On Saturday, November 15, IBDA-C detonated truck bombs outside the Neve Shalom and Beit Israel synagogues in Istanbul, killing 25 people and wounding more than 300. The attack’s planners and chief bomb-maker left the country via Istanbul international airport three hours before the blast. Their destination: Abu Dhabi, where they apparently caught a flight to Iran or Pakistan.
Just five days after the synagogue bombing disaster, IBDA-C struck again. This time, two truck bombs exploded outside the British consulate in Istanbul, the headquarters of the HSBC bank and the Metro Center mall in the north of the city. At least 27 people were killed and about 450 wounded.
Trotskyists, Islamists & terrorists
In the space of six days, the “toothless” terrorist group managed to kill 52 people and wound more than 750.

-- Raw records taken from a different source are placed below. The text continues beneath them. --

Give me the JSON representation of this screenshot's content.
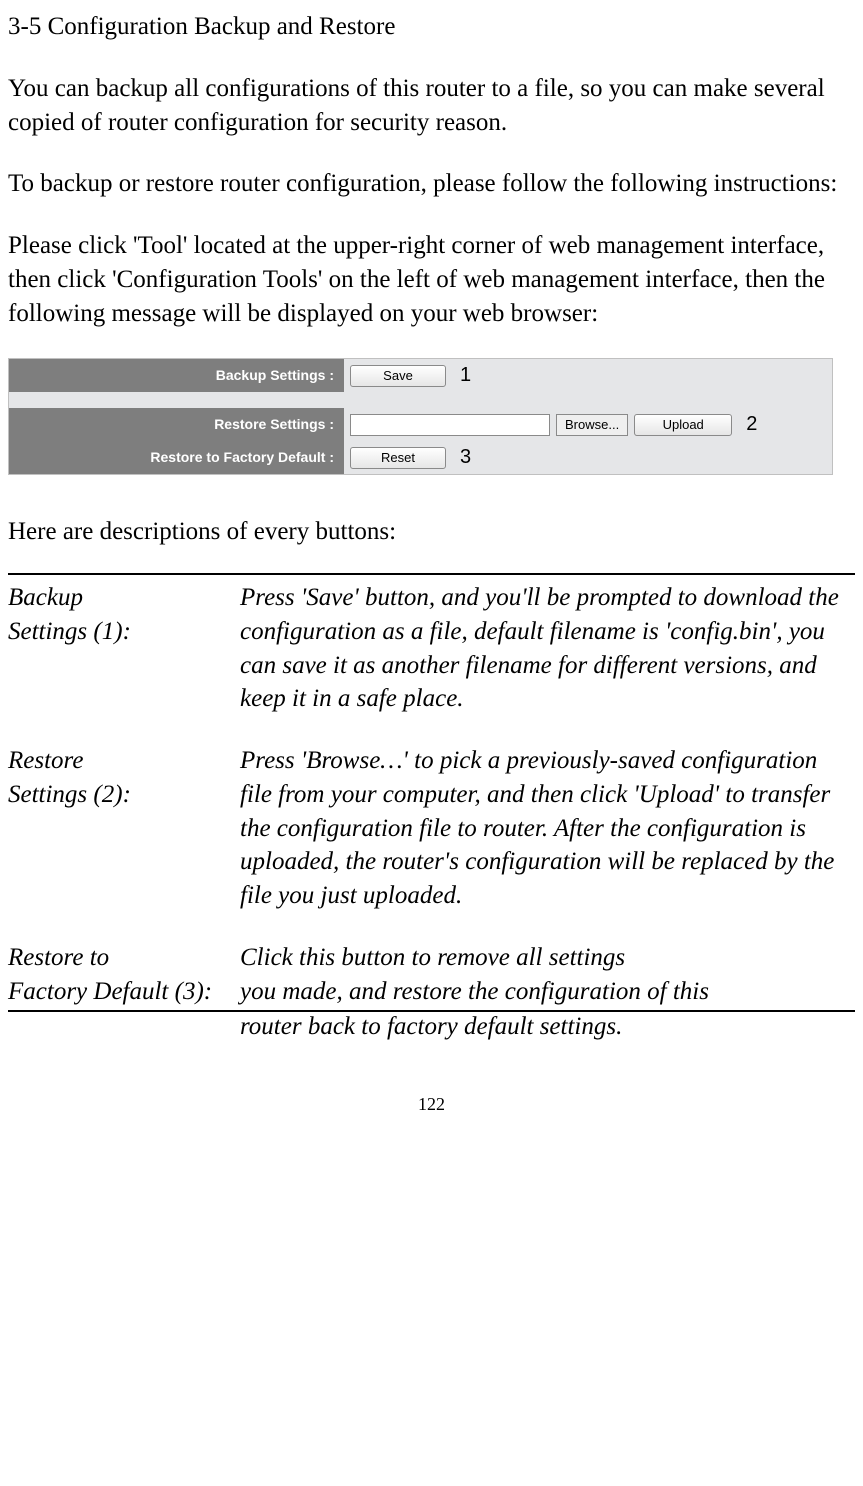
{
  "heading": "3-5 Configuration Backup and Restore",
  "para1": "You can backup all configurations of this router to a file, so you can make several copied of router configuration for security reason.",
  "para2": "To backup or restore router configuration, please follow the following instructions:",
  "para3": "Please click 'Tool' located at the upper-right corner of web management interface, then click 'Configuration Tools' on the left of web management interface, then the following message will be displayed on your web browser:",
  "panel": {
    "backup_label": "Backup Settings :",
    "save_btn": "Save",
    "anno1": "1",
    "restore_label": "Restore Settings :",
    "file_value": "",
    "browse_btn": "Browse...",
    "upload_btn": "Upload",
    "anno2": "2",
    "factory_label": "Restore to Factory Default :",
    "reset_btn": "Reset",
    "anno3": "3"
  },
  "desc_intro": "Here are descriptions of every buttons:",
  "desc": {
    "r1_label": "Backup\nSettings (1):",
    "r1_text": "Press 'Save' button, and you'll be prompted to download the configuration as a file, default filename is 'config.bin', you can save it as another filename for different versions, and keep it in a safe place.",
    "r2_label": "Restore\nSettings (2):",
    "r2_text": "Press 'Browse…' to pick a previously-saved configuration file from your computer, and then click 'Upload' to transfer the configuration file to router. After the configuration is uploaded, the router's configuration will be replaced by the file you just uploaded.",
    "r3_label": "Restore to\nFactory Default (3):",
    "r3_text_top": "Click this button to remove all settings\nyou made, and restore the configuration of this",
    "r3_text_overflow": "router back to factory default settings."
  },
  "page_num": "122"
}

Adding insult to injury, IBDA-C carried out Thursday’s attack to coincide with President George W. Bush’s visit to London, declaring the bombings were “a gift to Al Qaeda”.
DEBKA-Net-Weekly‘s counter-terrorism sources note the relationship between the two terrorist groups is relatively new, dating back only three to four years. After Mirzabeyoglu and his men were arrested in 1998, about 50 to 70 members of the organization managed to flee Turkey for Afghanistan, Chechnya, Greece, Bosnia and Germany. Some of the Turkish terrorists teamed up with Al Qaeda in Afghanistan and Chechnya and fought alongside Osama bin Laden’s men. Other IBDA-C members underwent training in Bosnia, while those who escaped to Greece came under the wing of local intelligence officers who, back in the 1980s when Greek-Turkish tensions were high, had used the organization for sabotage missions in Turkey.
In Germany, the IBDA-C fugitives set up logistical and intelligence networks to support members of the group working with Al Qaeda.
Far from the prying eyes of Turkish security services and Western counter-terrorism agencies, IBDA-C and Al Qaeda established one of Europe’s most dangerous terrorist networks.
IBDA-C followed Thursday’s attacks against British targets in Istanbul with an ominous warning: “This is just the beginning.”
DEBKA-Net-Weekly‘s counter-intelligence sources have learned that a high state of alert for terrorist attacks has been declared in Germany and Britain, where Bush is still visiting. Both countries fear that the Turkish terrorists will activate their sleeper networks in Germany and that some had transferred recently to Britain. IBDA-C operatives are Turkish Kurds who can easily blend into Europe’s large Kurdish population.
Despite its cooperation with Al Qaeda, IBDA-C is very different from the fundamentalist Islamic group. Although it is comprised of Muslims, the group espouses the Trotskyite version of communism. Mirzabeyoglu, a professional boxer in his youth, has written 42 books, including “Diary of a Fox” – compulsory reading for all new recruits who are required to memorize it. The terrorist-boxer-author has described his doctrine as a mixture of Plato, Hegel, Trotsky and Sufi Islam, the last based on the belief that there is no real difference between good and evil and that Allah determines the will of man. The Sufi sect is particularly strong among Kurds and in Turkey, making that country a fertile ground for the IBDA-C.
Bin Laden and his deputy Ayman al-Zawahiri have little use for the IBDA-C’s philosophy. It is just one more fringe organization under the radar and at their beck and call. Their willingness to use the group points again to their operational flexibility and shows how little Western intelligence services really know about what is happening in the labyrinth of Islamic terror.